Some background: I am an early adopter of TiVo and love the product dearly. 

But for the love of christ, if I want to stop a subscription, MAKE IT EASY AND HASSLE-FREE for me to do so! I can do everything else on the web, why not cancel? 

I had to go through this horrid, god awful process twice now. The first because I sold a TiVo to someone else who should pay for their own service, and the second because we upgraded to a Series 3 and transferred the lifetime subscription and didn't need the old unit anymore. 

Listening to the sales agent on the other end beg and plead like you're about to run over their daughter's newborn kitten is absolutely atrocious. Good grief, can't you see the other 5 active units on my account? NO, I DONT WANT TO BUY ANOTHER HD BOX RIGHT NOW. Arrgh! Then once you finally get them to agree to terminate service, they put you on HOLD for another 3 minutes. What the hell? 

What should be a 1 minute operation on the internet turns into a completely unnecessary ordeal that truly leaves a bad taste in my mouth. They're almsot on par wtih AOL in this respect.

Come on TiVo, you're a better company than this.

-- Rob


----------



## Mikeguy (Jul 28, 2005)

I cruise the web while listening to the obligatory "please don't leave us" script that has to be read ...


----------



## Ben_Jamin75 (Dec 18, 2003)

I canceled two old units without any issues. I just said "I have two tivos I need to cancel service on, i replaced them with dual tuner boxes". She figured out which boxes, put me on hold for a couple minutes and I was done. I even refreshed my tivo.com/manage webpage while i was on the phone and the boxes moved to the canceled section.


----------



## jlb (Dec 13, 2001)

Ben_Jamin75 said:


> I canceled two old units without any issues. I just said "I have two tivos I need to cancel service on, i replaced them with dual tuner boxes". She figured out which boxes, put me on hold for a couple minutes and I was done. I even refreshed my tivo.com/manage webpage while i was on the phone and the boxes moved to the canceled section.

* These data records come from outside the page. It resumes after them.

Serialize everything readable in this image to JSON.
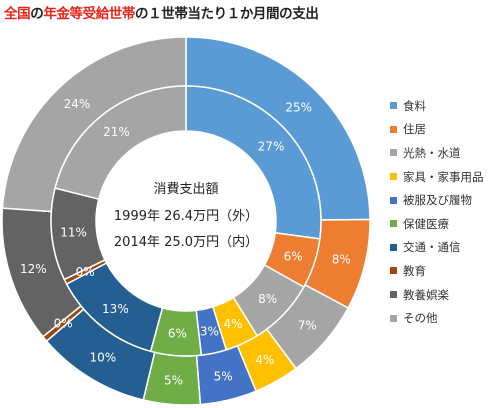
{
  "title": {
    "part_red_1": "全国",
    "part_dark_1": "の",
    "part_red_2": "年金等受給世帯",
    "part_dark_2": "の１世帯当たり１か月間の支出"
  },
  "center": {
    "line1": "消費支出額",
    "line2": "1999年 26.4万円（外）",
    "line3": "2014年 25.0万円（内）"
  },
  "chart_data": {
    "type": "pie",
    "style": "nested-donut",
    "categories": [
      "食料",
      "住居",
      "光熱・水道",
      "家具・家事用品",
      "被服及び履物",
      "保健医療",
      "交通・通信",
      "教育",
      "教養娯楽",
      "その他"
    ],
    "colors": [
      "#5b9bd5",
      "#ed7d31",
      "#a5a5a5",
      "#ffc000",
      "#4472c4",
      "#70ad47",
      "#255e91",
      "#9e480e",
      "#636363",
      "#a5a5a5"
    ],
    "series": [
      {
        "name": "1999年",
        "ring": "outer",
        "values": [
          25,
          8,
          7,
          4,
          5,
          5,
          10,
          0,
          12,
          24
        ],
        "labels": [
          "25%",
          "8%",
          "7%",
          "4%",
          "5%",
          "5%",
          "10%",
          "0%",
          "12%",
          "24%"
        ]
      },
      {
        "name": "2014年",
        "ring": "inner",
        "values": [
          27,
          6,
          8,
          4,
          3,
          6,
          13,
          0,
          11,
          21
        ],
        "labels": [
          "27%",
          "6%",
          "8%",
          "4%",
          "3%",
          "6%",
          "13%",
          "0%",
          "11%",
          "21%"
        ]
      }
    ],
    "legend_position": "right"
  }
}
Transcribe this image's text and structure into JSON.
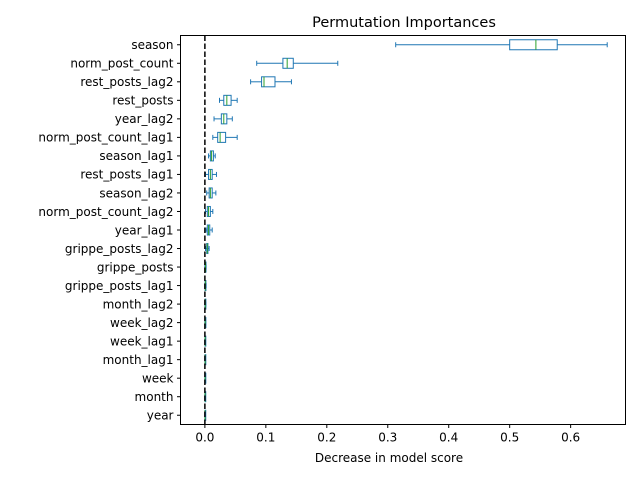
{
  "chart_data": {
    "type": "boxplot",
    "orientation": "horizontal",
    "title": "Permutation Importances",
    "xlabel": "Decrease in model score",
    "ylabel": "",
    "xlim": [
      -0.04,
      0.69
    ],
    "xticks": [
      0.0,
      0.1,
      0.2,
      0.3,
      0.4,
      0.5,
      0.6
    ],
    "xtick_labels": [
      "0.0",
      "0.1",
      "0.2",
      "0.3",
      "0.4",
      "0.5",
      "0.6"
    ],
    "grid": false,
    "box_color": "#1f77b4",
    "median_color": "#2ca02c",
    "reference_line": {
      "x": 0.0,
      "style": "dashed",
      "color": "#000000"
    },
    "categories": [
      {
        "name": "season",
        "whisker_low": 0.313,
        "q1": 0.5,
        "median": 0.543,
        "q3": 0.578,
        "whisker_high": 0.66
      },
      {
        "name": "norm_post_count",
        "whisker_low": 0.085,
        "q1": 0.128,
        "median": 0.135,
        "q3": 0.145,
        "whisker_high": 0.218
      },
      {
        "name": "rest_posts_lag2",
        "whisker_low": 0.075,
        "q1": 0.093,
        "median": 0.097,
        "q3": 0.115,
        "whisker_high": 0.142
      },
      {
        "name": "rest_posts",
        "whisker_low": 0.024,
        "q1": 0.031,
        "median": 0.036,
        "q3": 0.043,
        "whisker_high": 0.053
      },
      {
        "name": "year_lag2",
        "whisker_low": 0.015,
        "q1": 0.027,
        "median": 0.031,
        "q3": 0.036,
        "whisker_high": 0.045
      },
      {
        "name": "norm_post_count_lag1",
        "whisker_low": 0.013,
        "q1": 0.021,
        "median": 0.025,
        "q3": 0.034,
        "whisker_high": 0.053
      },
      {
        "name": "season_lag1",
        "whisker_low": 0.006,
        "q1": 0.009,
        "median": 0.011,
        "q3": 0.014,
        "whisker_high": 0.017
      },
      {
        "name": "rest_posts_lag1",
        "whisker_low": 0.001,
        "q1": 0.006,
        "median": 0.009,
        "q3": 0.012,
        "whisker_high": 0.019
      },
      {
        "name": "season_lag2",
        "whisker_low": 0.003,
        "q1": 0.007,
        "median": 0.009,
        "q3": 0.012,
        "whisker_high": 0.018
      },
      {
        "name": "norm_post_count_lag2",
        "whisker_low": 0.001,
        "q1": 0.004,
        "median": 0.006,
        "q3": 0.009,
        "whisker_high": 0.013
      },
      {
        "name": "year_lag1",
        "whisker_low": 0.002,
        "q1": 0.004,
        "median": 0.006,
        "q3": 0.008,
        "whisker_high": 0.012
      },
      {
        "name": "grippe_posts_lag2",
        "whisker_low": 0.001,
        "q1": 0.003,
        "median": 0.004,
        "q3": 0.005,
        "whisker_high": 0.007
      },
      {
        "name": "grippe_posts",
        "whisker_low": 0.0,
        "q1": 0.0005,
        "median": 0.001,
        "q3": 0.0015,
        "whisker_high": 0.002
      },
      {
        "name": "grippe_posts_lag1",
        "whisker_low": 0.0,
        "q1": 0.0004,
        "median": 0.0008,
        "q3": 0.0012,
        "whisker_high": 0.002
      },
      {
        "name": "month_lag2",
        "whisker_low": 0.0,
        "q1": 0.0003,
        "median": 0.0006,
        "q3": 0.001,
        "whisker_high": 0.0015
      },
      {
        "name": "week_lag2",
        "whisker_low": 0.0,
        "q1": 0.0003,
        "median": 0.0005,
        "q3": 0.0008,
        "whisker_high": 0.0012
      },
      {
        "name": "week_lag1",
        "whisker_low": 0.0,
        "q1": 0.0002,
        "median": 0.0004,
        "q3": 0.0007,
        "whisker_high": 0.001
      },
      {
        "name": "month_lag1",
        "whisker_low": 0.0,
        "q1": 0.0002,
        "median": 0.0004,
        "q3": 0.0007,
        "whisker_high": 0.001
      },
      {
        "name": "week",
        "whisker_low": 0.0,
        "q1": 0.0002,
        "median": 0.0003,
        "q3": 0.0005,
        "whisker_high": 0.0008
      },
      {
        "name": "month",
        "whisker_low": 0.0,
        "q1": 0.0001,
        "median": 0.0003,
        "q3": 0.0005,
        "whisker_high": 0.0008
      },
      {
        "name": "year",
        "whisker_low": 0.0,
        "q1": 0.0001,
        "median": 0.0002,
        "q3": 0.0004,
        "whisker_high": 0.0006
      }
    ]
  }
}
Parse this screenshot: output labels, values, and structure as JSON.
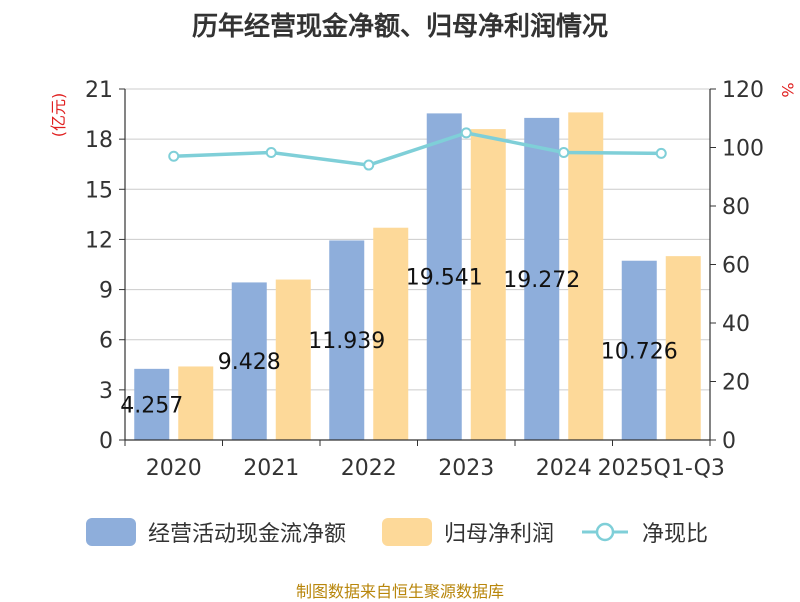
{
  "title": "历年经营现金净额、归母净利润情况",
  "source": "制图数据来自恒生聚源数据库",
  "chart_data": {
    "type": "bar",
    "categories": [
      "2020",
      "2021",
      "2022",
      "2023",
      "2024",
      "2025Q1-Q3"
    ],
    "left_axis": {
      "label": "(亿元)",
      "ylim": [
        0,
        21
      ],
      "ticks": [
        "0",
        "3",
        "6",
        "9",
        "12",
        "15",
        "18",
        "21"
      ]
    },
    "right_axis": {
      "label": "%",
      "ylim": [
        0,
        120
      ],
      "ticks": [
        "0",
        "20",
        "40",
        "60",
        "80",
        "100",
        "120"
      ]
    },
    "series": [
      {
        "name": "经营活动现金流净额",
        "type": "bar",
        "axis": "left",
        "color": "#8eaedb",
        "values": [
          4.257,
          9.428,
          11.939,
          19.541,
          19.272,
          10.726
        ],
        "data_labels": [
          "4.257",
          "9.428",
          "11.939",
          "19.541",
          "19.272",
          "10.726"
        ]
      },
      {
        "name": "归母净利润",
        "type": "bar",
        "axis": "left",
        "color": "#fdd999",
        "values": [
          4.4,
          9.6,
          12.7,
          18.6,
          19.6,
          11.0
        ]
      },
      {
        "name": "净现比",
        "type": "line",
        "axis": "right",
        "color": "#7fcfd8",
        "values": [
          97,
          98.3,
          94,
          105,
          98.3,
          98
        ]
      }
    ],
    "grid": true,
    "legend_position": "bottom"
  }
}
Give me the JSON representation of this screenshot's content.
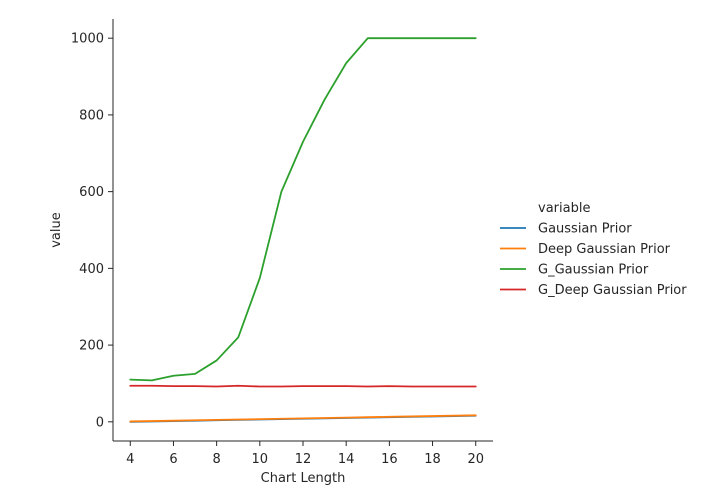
{
  "chart_data": {
    "type": "line",
    "xlabel": "Chart Length",
    "ylabel": "value",
    "legend_title": "variable",
    "legend_position": "right",
    "xlim": [
      3.2,
      20.8
    ],
    "ylim": [
      -50,
      1050
    ],
    "xticks": [
      4,
      6,
      8,
      10,
      12,
      14,
      16,
      18,
      20
    ],
    "yticks": [
      0,
      200,
      400,
      600,
      800,
      1000
    ],
    "grid": false,
    "x": [
      4,
      5,
      6,
      7,
      8,
      9,
      10,
      11,
      12,
      13,
      14,
      15,
      16,
      17,
      18,
      19,
      20
    ],
    "series": [
      {
        "name": "Gaussian Prior",
        "color": "#1f77b4",
        "values": [
          0,
          1,
          2,
          3,
          4,
          5,
          6,
          7,
          8,
          9,
          10,
          11,
          12,
          13,
          14,
          15,
          16
        ]
      },
      {
        "name": "Deep Gaussian Prior",
        "color": "#ff7f0e",
        "values": [
          1,
          2,
          3,
          4,
          5,
          6,
          7,
          8,
          9,
          10,
          11,
          12,
          13,
          14,
          15,
          16,
          17
        ]
      },
      {
        "name": "G_Gaussian Prior",
        "color": "#2ca02c",
        "values": [
          110,
          108,
          120,
          125,
          160,
          220,
          375,
          600,
          730,
          840,
          935,
          1000,
          1000,
          1000,
          1000,
          1000,
          1000
        ]
      },
      {
        "name": "G_Deep Gaussian Prior",
        "color": "#d62728",
        "values": [
          94,
          94,
          93,
          93,
          92,
          94,
          92,
          92,
          93,
          93,
          93,
          92,
          93,
          92,
          92,
          92,
          92
        ]
      }
    ]
  }
}
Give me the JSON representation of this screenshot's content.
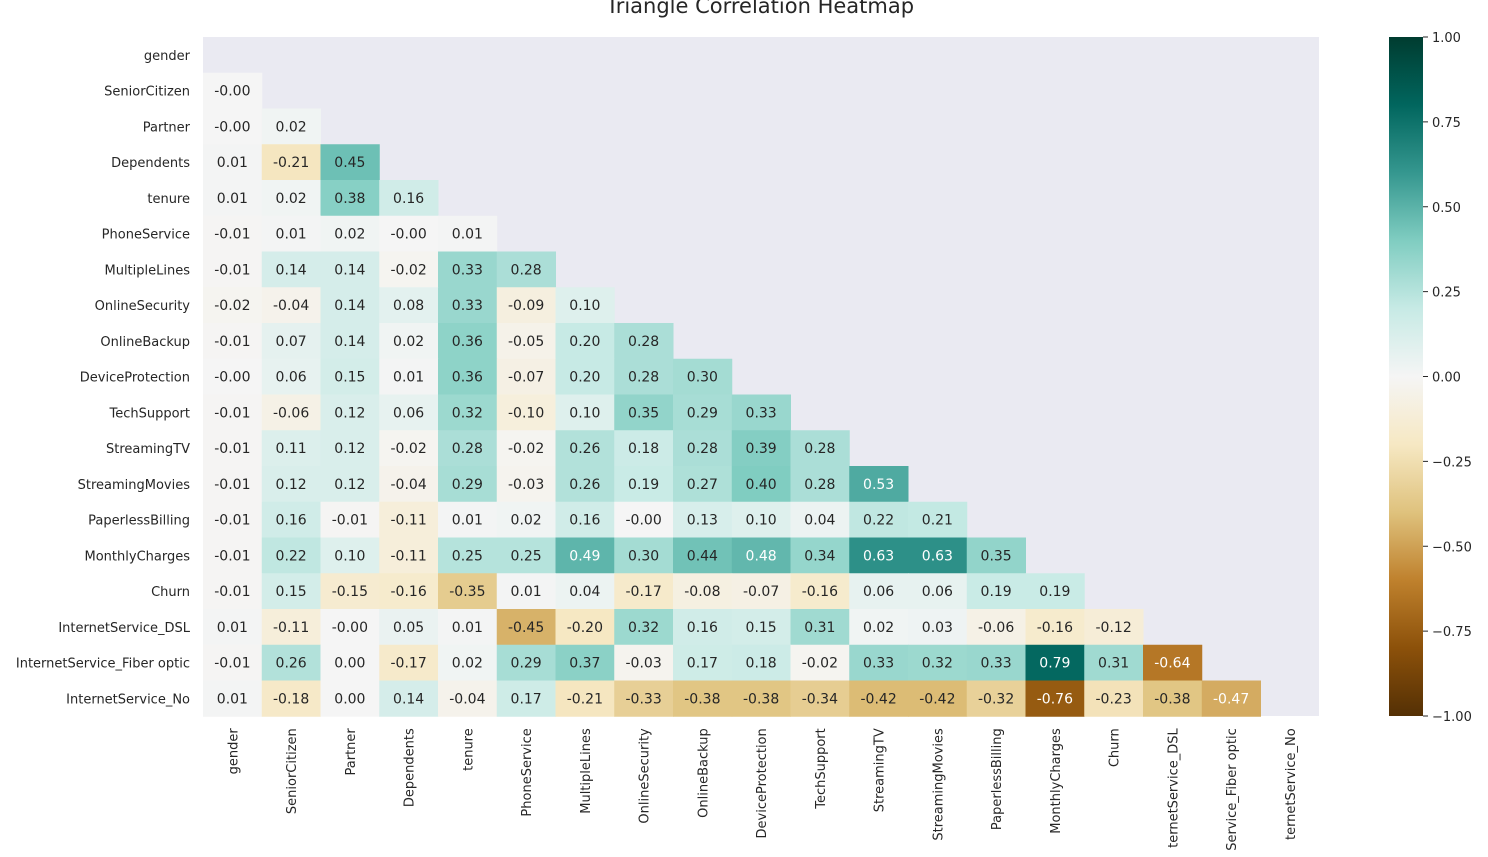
{
  "chart_data": {
    "type": "heatmap",
    "title": "Triangle Correlation Heatmap",
    "variables": [
      "gender",
      "SeniorCitizen",
      "Partner",
      "Dependents",
      "tenure",
      "PhoneService",
      "MultipleLines",
      "OnlineSecurity",
      "OnlineBackup",
      "DeviceProtection",
      "TechSupport",
      "StreamingTV",
      "StreamingMovies",
      "PaperlessBilling",
      "MonthlyCharges",
      "Churn",
      "InternetService_DSL",
      "InternetService_Fiber optic",
      "InternetService_No"
    ],
    "x_tick_labels": [
      "gender",
      "SeniorCitizen",
      "Partner",
      "Dependents",
      "tenure",
      "PhoneService",
      "MultipleLines",
      "OnlineSecurity",
      "OnlineBackup",
      "DeviceProtection",
      "TechSupport",
      "StreamingTV",
      "StreamingMovies",
      "PaperlessBilling",
      "MonthlyCharges",
      "Churn",
      "ternetService_DSL",
      "Service_Fiber optic",
      "ternetService_No"
    ],
    "mask": "upper triangle including diagonal",
    "lower_triangle": [
      [],
      [
        "-0.00"
      ],
      [
        "-0.00",
        "0.02"
      ],
      [
        "0.01",
        "-0.21",
        "0.45"
      ],
      [
        "0.01",
        "0.02",
        "0.38",
        "0.16"
      ],
      [
        "-0.01",
        "0.01",
        "0.02",
        "-0.00",
        "0.01"
      ],
      [
        "-0.01",
        "0.14",
        "0.14",
        "-0.02",
        "0.33",
        "0.28"
      ],
      [
        "-0.02",
        "-0.04",
        "0.14",
        "0.08",
        "0.33",
        "-0.09",
        "0.10"
      ],
      [
        "-0.01",
        "0.07",
        "0.14",
        "0.02",
        "0.36",
        "-0.05",
        "0.20",
        "0.28"
      ],
      [
        "-0.00",
        "0.06",
        "0.15",
        "0.01",
        "0.36",
        "-0.07",
        "0.20",
        "0.28",
        "0.30"
      ],
      [
        "-0.01",
        "-0.06",
        "0.12",
        "0.06",
        "0.32",
        "-0.10",
        "0.10",
        "0.35",
        "0.29",
        "0.33"
      ],
      [
        "-0.01",
        "0.11",
        "0.12",
        "-0.02",
        "0.28",
        "-0.02",
        "0.26",
        "0.18",
        "0.28",
        "0.39",
        "0.28"
      ],
      [
        "-0.01",
        "0.12",
        "0.12",
        "-0.04",
        "0.29",
        "-0.03",
        "0.26",
        "0.19",
        "0.27",
        "0.40",
        "0.28",
        "0.53"
      ],
      [
        "-0.01",
        "0.16",
        "-0.01",
        "-0.11",
        "0.01",
        "0.02",
        "0.16",
        "-0.00",
        "0.13",
        "0.10",
        "0.04",
        "0.22",
        "0.21"
      ],
      [
        "-0.01",
        "0.22",
        "0.10",
        "-0.11",
        "0.25",
        "0.25",
        "0.49",
        "0.30",
        "0.44",
        "0.48",
        "0.34",
        "0.63",
        "0.63",
        "0.35"
      ],
      [
        "-0.01",
        "0.15",
        "-0.15",
        "-0.16",
        "-0.35",
        "0.01",
        "0.04",
        "-0.17",
        "-0.08",
        "-0.07",
        "-0.16",
        "0.06",
        "0.06",
        "0.19",
        "0.19"
      ],
      [
        "0.01",
        "-0.11",
        "-0.00",
        "0.05",
        "0.01",
        "-0.45",
        "-0.20",
        "0.32",
        "0.16",
        "0.15",
        "0.31",
        "0.02",
        "0.03",
        "-0.06",
        "-0.16",
        "-0.12"
      ],
      [
        "-0.01",
        "0.26",
        "0.00",
        "-0.17",
        "0.02",
        "0.29",
        "0.37",
        "-0.03",
        "0.17",
        "0.18",
        "-0.02",
        "0.33",
        "0.32",
        "0.33",
        "0.79",
        "0.31",
        "-0.64"
      ],
      [
        "0.01",
        "-0.18",
        "0.00",
        "0.14",
        "-0.04",
        "0.17",
        "-0.21",
        "-0.33",
        "-0.38",
        "-0.38",
        "-0.34",
        "-0.42",
        "-0.42",
        "-0.32",
        "-0.76",
        "-0.23",
        "-0.38",
        "-0.47"
      ]
    ],
    "colormap": "BrBG",
    "vmin": -1,
    "vmax": 1,
    "colorbar_ticks": [
      "1.00",
      "0.75",
      "0.50",
      "0.25",
      "0.00",
      "−0.25",
      "−0.50",
      "−0.75",
      "−1.00"
    ],
    "masked_color": "#eaeaf2"
  }
}
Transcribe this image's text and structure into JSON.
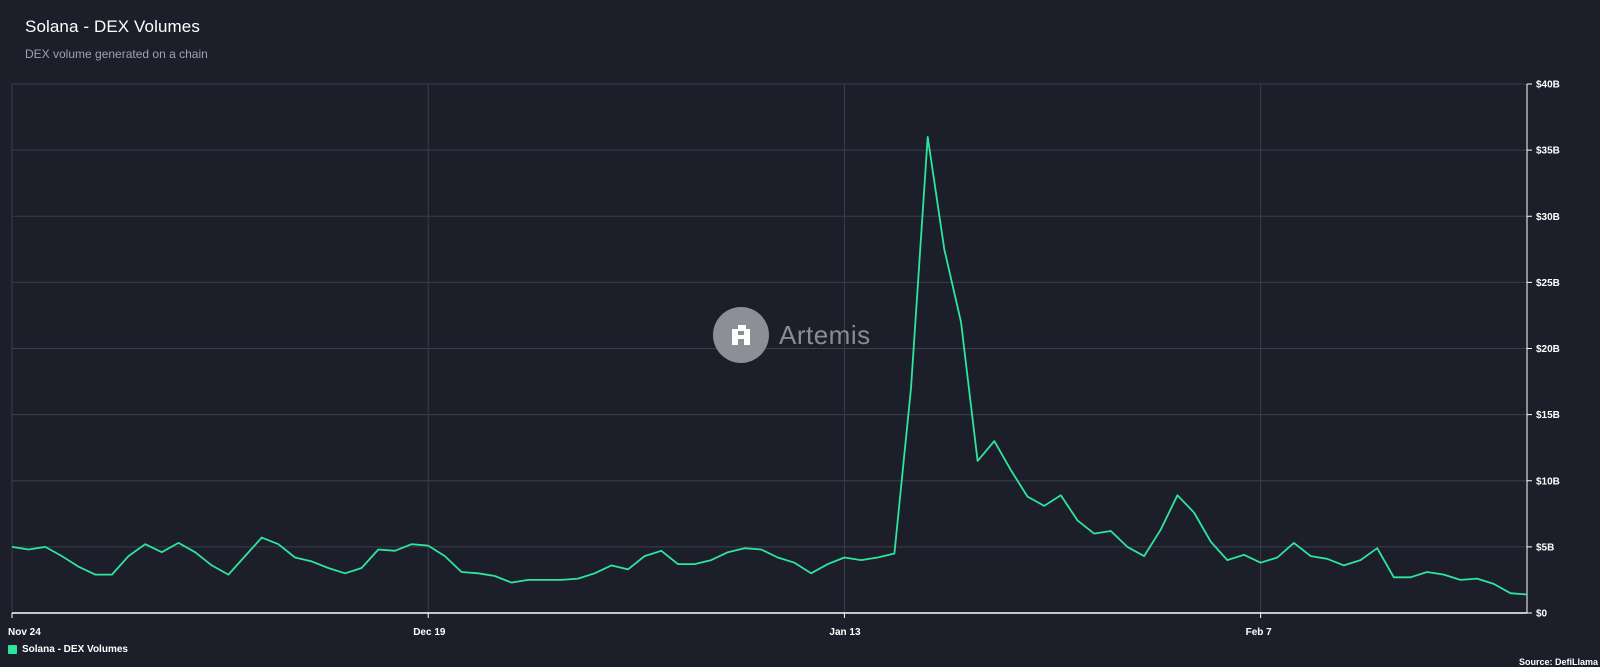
{
  "header": {
    "title": "Solana - DEX Volumes",
    "subtitle": "DEX volume generated on a chain"
  },
  "watermark": {
    "text": "Artemis",
    "icon": "artemis-logo-icon"
  },
  "legend": {
    "label": "Solana - DEX Volumes"
  },
  "source": {
    "text": "Source: DefiLlama"
  },
  "colors": {
    "background": "#1c1e29",
    "grid": "#3a3d4b",
    "line": "#2ee59d",
    "axis": "#ffffff"
  },
  "chart_data": {
    "type": "line",
    "title": "Solana - DEX Volumes",
    "subtitle": "DEX volume generated on a chain",
    "xlabel": "",
    "ylabel": "",
    "x_ticks": [
      {
        "label": "Nov 24",
        "index": 0
      },
      {
        "label": "Dec 19",
        "index": 25
      },
      {
        "label": "Jan 13",
        "index": 50
      },
      {
        "label": "Feb 7",
        "index": 75
      }
    ],
    "y_ticks": [
      "$0",
      "$5B",
      "$10B",
      "$15B",
      "$20B",
      "$25B",
      "$30B",
      "$35B",
      "$40B"
    ],
    "ylim": [
      0,
      40
    ],
    "y_unit": "billion USD",
    "grid": true,
    "legend_position": "bottom-left",
    "series": [
      {
        "name": "Solana - DEX Volumes",
        "color": "#2ee59d",
        "values": [
          5.0,
          4.8,
          5.0,
          4.3,
          3.5,
          2.9,
          2.9,
          4.3,
          5.2,
          4.6,
          5.3,
          4.6,
          3.6,
          2.9,
          4.3,
          5.7,
          5.2,
          4.2,
          3.9,
          3.4,
          3.0,
          3.4,
          4.8,
          4.7,
          5.2,
          5.1,
          4.3,
          3.1,
          3.0,
          2.8,
          2.3,
          2.5,
          2.5,
          2.5,
          2.6,
          3.0,
          3.6,
          3.3,
          4.3,
          4.7,
          3.7,
          3.7,
          4.0,
          4.6,
          4.9,
          4.8,
          4.2,
          3.8,
          3.0,
          3.7,
          4.2,
          4.0,
          4.2,
          4.5,
          17.0,
          36.0,
          27.5,
          22.0,
          11.5,
          13.0,
          10.8,
          8.8,
          8.1,
          8.9,
          7.0,
          6.0,
          6.2,
          5.0,
          4.3,
          6.3,
          8.9,
          7.6,
          5.4,
          4.0,
          4.4,
          3.8,
          4.2,
          5.3,
          4.3,
          4.1,
          3.6,
          4.0,
          4.9,
          2.7,
          2.7,
          3.1,
          2.9,
          2.5,
          2.6,
          2.2,
          1.5,
          1.4
        ]
      }
    ]
  }
}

In a situation such as this, why bother with customer service anyways. If you buy a box at retail, you just can use the "Manage My Account" to do the replacements on your account.


----------



## WhiskeyTango (Sep 20, 2006)

Of course they are going to give you a hard time, they don't want to lose customers. It may not work often, but if they can convince a few people to stay on, then this cancellation system is working better for them than allowing you to simply log on and click 'Cancel'.


----------



## Ben_Jamin75 (Dec 18, 2003)

jlb said:


> In a situation such as this, why bother with customer service anyways. If you buy a box at retail, you just can use the "Manage My Account" to do the replacements on your account.


Because I got them from tivo free with a service agreement (before the last price restructure).


----------